いつもきれいで可愛いママへ…
東京地裁、最近やたら傍聴人が多い。
1階にタブレット開廷表が合計18台(常時少なくとも1台は故障中)あるけど、んもぉ人だかりで大変っ。
そんななか、我が軍は、傍聴席20席の法廷における「ストーカー行為等の規制等に関する法律違反」の審理の期日の、傍聴を勝ち取った!
被告人氏名で検索すると、あるSNSがヒットする。多数の主に女子アナの投稿に対し、とにかく「大好きです!」が強烈に伝わるだけ、何らの個性も感じられない、そんな返信投稿を重ねている。
もしや、女子アナに対するストーカーか! と期日を調べて傍聴してみたのだ。
累犯1犯を含む前科2犯、それらは女子アナが被害者だったのか、分からないが、とにかく本件の被害者は、普通に子育て中のママさんのようだった。
上記女子アナへの投稿は、前刑の逮捕の前かと見ることができる。その後投稿はぴたり止まっている。
今回、勤務先の社員寮が、被害者が住むマンションに近く、幼い子を自転車で保育園等へ送る姿をか、何度か見かけ、好きになり…。
いつもきれいで可愛いママへ…大好きだよ、愛しているよ…エッチ…ごっくん…ザーメン…上の口、下の口…結婚して夫婦になりたい…子どもたちの前でママを犯してやりたい…アナル…顔射…ママのおしっこも飲みたいよ…愛し続けていくよ…等々、等々を書いた手紙を、3回にわたり、被害女性の自転車のある部分にひそませたのだという。
それらの手紙は、アダルトビデオを視聴したのちに書いたのだという。
AVに刺激された妄想を、自慰行為的に書き連ね、単にイタズラ気分で、ならば、ストーカー規制法の構成要件から外れる、おおむねその方向でか、弁護人は「無罪であります」と主張した。

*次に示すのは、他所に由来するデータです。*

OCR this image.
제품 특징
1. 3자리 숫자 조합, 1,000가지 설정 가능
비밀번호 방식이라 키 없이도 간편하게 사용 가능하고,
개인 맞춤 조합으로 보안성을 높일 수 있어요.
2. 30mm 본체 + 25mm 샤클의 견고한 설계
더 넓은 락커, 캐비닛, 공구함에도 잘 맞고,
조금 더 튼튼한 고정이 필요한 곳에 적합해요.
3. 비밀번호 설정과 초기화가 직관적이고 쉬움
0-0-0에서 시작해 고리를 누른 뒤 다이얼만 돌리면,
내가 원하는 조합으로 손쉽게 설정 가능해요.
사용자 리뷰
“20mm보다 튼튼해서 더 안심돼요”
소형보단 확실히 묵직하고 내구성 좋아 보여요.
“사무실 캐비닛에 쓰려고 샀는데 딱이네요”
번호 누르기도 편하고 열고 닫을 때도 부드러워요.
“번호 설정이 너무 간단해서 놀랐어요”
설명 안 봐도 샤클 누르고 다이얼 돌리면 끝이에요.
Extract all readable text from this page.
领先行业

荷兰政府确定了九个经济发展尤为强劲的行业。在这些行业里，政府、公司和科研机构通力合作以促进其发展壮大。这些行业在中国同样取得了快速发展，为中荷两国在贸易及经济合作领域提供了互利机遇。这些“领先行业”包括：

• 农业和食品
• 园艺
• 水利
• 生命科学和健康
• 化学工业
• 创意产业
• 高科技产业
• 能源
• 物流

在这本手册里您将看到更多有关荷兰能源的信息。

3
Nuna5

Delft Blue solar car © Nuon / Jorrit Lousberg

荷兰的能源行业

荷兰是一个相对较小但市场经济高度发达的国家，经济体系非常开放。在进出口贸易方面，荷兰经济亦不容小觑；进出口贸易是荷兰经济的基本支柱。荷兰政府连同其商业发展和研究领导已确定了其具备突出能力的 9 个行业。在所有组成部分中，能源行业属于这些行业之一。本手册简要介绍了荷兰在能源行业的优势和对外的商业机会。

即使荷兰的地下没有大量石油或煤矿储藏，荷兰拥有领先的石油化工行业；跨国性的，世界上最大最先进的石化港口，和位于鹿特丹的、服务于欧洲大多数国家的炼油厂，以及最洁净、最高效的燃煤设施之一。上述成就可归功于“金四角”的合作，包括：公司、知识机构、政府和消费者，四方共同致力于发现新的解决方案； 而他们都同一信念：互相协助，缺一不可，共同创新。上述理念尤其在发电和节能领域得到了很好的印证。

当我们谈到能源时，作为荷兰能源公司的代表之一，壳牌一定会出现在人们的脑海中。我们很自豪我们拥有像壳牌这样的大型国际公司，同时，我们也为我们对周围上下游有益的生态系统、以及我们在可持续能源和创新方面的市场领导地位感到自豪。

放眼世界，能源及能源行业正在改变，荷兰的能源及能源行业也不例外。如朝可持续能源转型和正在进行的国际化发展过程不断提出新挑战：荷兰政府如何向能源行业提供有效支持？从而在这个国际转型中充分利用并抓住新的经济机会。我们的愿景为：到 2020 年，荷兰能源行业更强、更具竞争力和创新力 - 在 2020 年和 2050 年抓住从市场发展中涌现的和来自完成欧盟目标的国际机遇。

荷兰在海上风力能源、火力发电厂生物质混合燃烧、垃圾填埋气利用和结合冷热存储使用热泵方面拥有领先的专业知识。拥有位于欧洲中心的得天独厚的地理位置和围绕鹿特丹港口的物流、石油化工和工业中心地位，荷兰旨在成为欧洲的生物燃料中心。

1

被害者との関係を期待しないからこそ、手紙に自分の氏名等を書かなかった…などと。
でも、どうなんだろ。氏名等を書けば、
・直ちに逮捕される
・こんなに愛してる自分を被害者は受け容れてくれる
どっちか半々と思い、いや、後者が8割と思うがしかし、前科を考えれば、2割のリスクといえども、と怖れて氏名等を書かなかった、と考えるのが合理的かどうか。
そうした妄想を、AVは、つくり育てる面があるようだ、と色情裁判も多く傍聴してきて私は感じる。
なんにしても、一般論として、性犯罪者は、被害者の恐怖等を想像しにくく、自分の欲望に都合よく妄想したがる、とは言えるんではないか。
求刑は懲役10月。次回判決。
被告人は拘置所の刑務官2人に挟まれて被告人席に座り、終始、難しい顔でうつむき、目を閉じていた、満席の傍聴人(うち半分=10人は男子高校生)から見つめられ…。
地下の至誠堂書店へ。鈴木エイトさんの『アンビバレント』(講談社)が、おお、平積みになっていた。買った。
帰りの電車内で、眼鏡を外して同書を顔に近づけ、読み始めた。分かりやすくて面白い! 何を熱読しているか、回りの乗客諸氏にバレちゃったかも、わはは。
ちなみにアンビバレント、コトバンクに「相反する感情が同時に存在する様」とある。それそれ、まさにそれが、人間を考えるときに最も重要なことで、かつ、多くの人に、特に検察官や裁判官の職務に、最も理解されにくいこと、ではないかと。